Да, это была мысль. Причем страшная. Если Айрис и ей подобные действительно существуют, то где они?

Все это выглядело очень серьезным, но тут я кое-что сообразила и засмеялась.

– Моя гипотеза об инопланетянах кажется тебе смешной? – спросил Аллан довольно-таки холодным тоном.

– Вовсе нет, Аллан! Но согласись, именно такой гипотезы и следовало ждать от инопсихолога.

Он было насупился, но тут же ухмыльнулся. Я обрадовалась: по-моему, очень хорошо, когда у мужчины есть чувство юмора, особенно если я рядом.

– Знаешь что? – сказал он.

– Что – что?

– Ты жуть наводишь, Леа, ну просто жуть!

Тут я окончательно убедилась, что нравлюсь ему.
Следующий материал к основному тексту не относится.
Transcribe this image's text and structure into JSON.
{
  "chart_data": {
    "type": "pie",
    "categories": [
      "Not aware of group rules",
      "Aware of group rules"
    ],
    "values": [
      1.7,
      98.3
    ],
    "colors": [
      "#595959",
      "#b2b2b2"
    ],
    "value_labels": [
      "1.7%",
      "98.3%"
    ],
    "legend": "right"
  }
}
Честно говоря, мне очень не хотелось заниматься пси-тренировками. Было о чем подумать, кроме них. Аллан и я только что обрели друг друга. Вот об этом стоило подумать. Хотя Аллан как будто не вполне сознавал, что мы обрели друг друга. Вот и об этом очень стоило подумать. А главное, мне вовсе не хотелось думать. Я влюбилась и хотела просто наслаждаться этим чувством, сладкой такой безмятежной ленью. Поэты называют это томностью. В обществе Аллана меня охватывала томность.

Но мое общество вроде бы не настраивало Аллана на романтичный лад. По правде сказать, я не думаю, чтобы это входило в его репертуар. Он был серьезным молодым фанатиком от науки и хотел, чтобы я занималась пси-тренировками.